Ника выпустила колечко дыма, оно вышло плохое, и стала следить, как расходится дым.
Мориц продолжал:
— Жена была дома, встречи были затруднены, и я все не заставал Нору и…
— Я с удовольствием буду писать Нору! — вырвалось у нее. — Она была благородней (Неужели тенью от этих слов на него не падает, что неблагороден был он? Остро прозвучало в ней.) О, это будет чудесная поэма!
— Конечно, мое чувство к Норе было глубже, чем к Женни. Тот миг, когда я услыхал по телефону о её замужестве, я никогда не забуду. Мне показалось, что мир рухнул!
— К кому из них было больше страсти?
Мориц неуловимо поморщился.
— К Женни, может быть.
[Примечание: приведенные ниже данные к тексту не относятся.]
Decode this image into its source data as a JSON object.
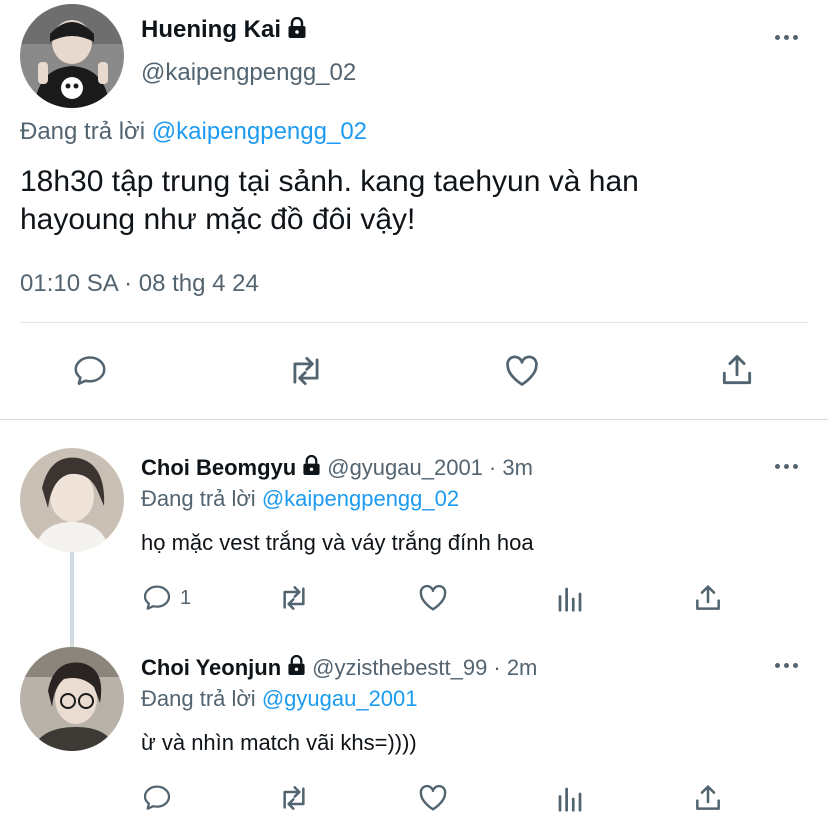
{
  "main_tweet": {
    "author_name": "Huening Kai",
    "handle": "@kaipengpengg_02",
    "replying_prefix": "Đang trả lời",
    "replying_to": "@kaipengpengg_02",
    "text_line1": "18h30 tập trung tại sảnh. kang taehyun và han",
    "text_line2": "hayoung như mặc đồ đôi vậy!",
    "timestamp": "01:10 SA · 08 thg 4 24",
    "icons": [
      "reply-icon",
      "retweet-icon",
      "like-icon",
      "share-icon"
    ]
  },
  "replies": [
    {
      "author_name": "Choi Beomgyu",
      "handle": "@gyugau_2001",
      "time": "· 3m",
      "replying_prefix": "Đang trả lời",
      "replying_to": "@kaipengpengg_02",
      "text": "họ mặc vest trắng và váy trắng đính hoa",
      "reply_count": "1"
    },
    {
      "author_name": "Choi Yeonjun",
      "handle": "@yzisthebestt_99",
      "time": "· 2m",
      "replying_prefix": "Đang trả lời",
      "replying_to": "@gyugau_2001",
      "text": "ừ và nhìn match vãi khs=))))",
      "reply_count": ""
    }
  ],
  "colors": {
    "accent": "#1d9bf0",
    "secondary_text": "#536471",
    "divider": "#e1e6ea"
  }
}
Но к Женни у меня не было уважения; а любовь без уважения — немыслима.
("А страсть без любви?" — неслось быстрее слов в Нике.)
— Это была своего рода болезнь… — продолжал Мориц. Стоило голосу Женни прозвучать по телефону холодно — я среди ночи, пешком, если трамваев и такси не было, летел к ней, через весь город. Я буквально сходил с ума. Но она была вульгарна, а я не выношу вульгарности. Когда она в минуты близости называла меня "мой муж", я бы мог задушить её!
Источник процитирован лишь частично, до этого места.